More information about the topic and the speaker is available at cwrtdc-audio.blogspot.com/p/jbconroy-audio.html
About the Topic:
After nearly four years of war, over 600,000 young Americans were dead, the battered Rebel armies were cornered, and the rebellion was nearly broken, but no one knew when it would end. A Federal push to victory would kill tens of thousands more, humiliate the South, and delay for generations what Lincoln wanted most: a reunited nation healed of its painful wounds.
Reasonable men on both sides would meet in Hampton Roads on February 3, 1865, in search of a way out.

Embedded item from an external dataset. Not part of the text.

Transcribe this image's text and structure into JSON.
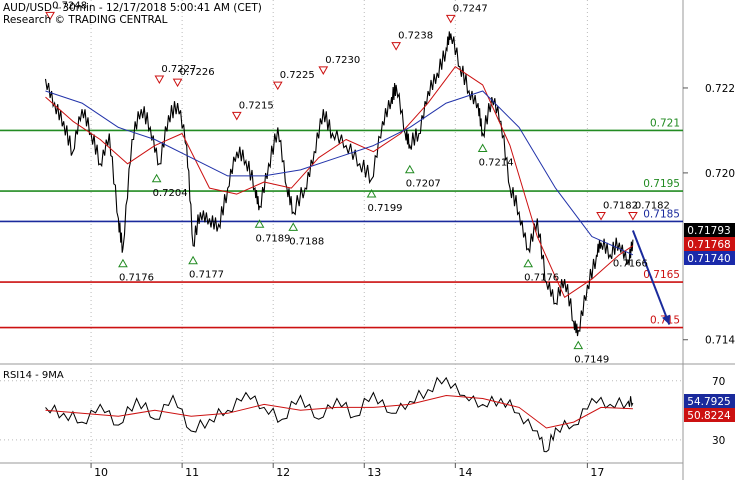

On the paddle-wheeler River Queen, the Air Force One of its day, Lincoln and his charming Secretary of State, William Seward, sat down with Davis’s emissaries: Alexander Hamilton Stephens, Senator Robert M. T. Hunter and John A. Campbell. It was a gathering of old friends. Stephens, Davis’s eccentric Vice President, led the Southern delegation. Weighing less than 100 pounds, “Little Alec” had been Lincoln’s ally in the Congress of 1848 in a movement to end the Mexican War. The aristocratic Senator Hunter of Virginia had been Seward’s friend and colleague in the old Senate. The brilliant Alabamian Campbell, a former Justice of the United States Supreme Court, now the Confederacy’s Assistant Secretary of War, had worked hard with Seward to stop the fighting before it started.
Their reunion at Hampton Roads began in a glow of nostalgia, descended into threats, and ended with a glimpse of Lincoln’s startling compromise, which was sure to enrage his own party. In the end, the war dragged on for two more bloody, destructive months.
James Conroy will explore how the failure of the Hamptons Roads Conference shaped the course of American history and the future of America’s wars to come. He will discuss the peace conference’s origins, its failure, and its aftermath, including Lincoln’s alliance with Stephens in the old House; Seward’s friendship with Davis in the old Senate; Blair’s wartime maneuverings in Richmond with the leaders of the Southern peace movement; Secretary of War Edwin Stanton’s attempts to sabotage the peace talks; the outrage they provoked in Congress and in Lincoln’s own cabinet; the Northern leaders’ moving conversations with their old Southern friends on the River Queen; Grant’s surreptitious efforts to negotiate peace with Lee and evade Stanton’s efforts to derail them; and Lincoln’s poignant search for a path to reconciliation in the smoking ruins of Richmond after the peace conference failed.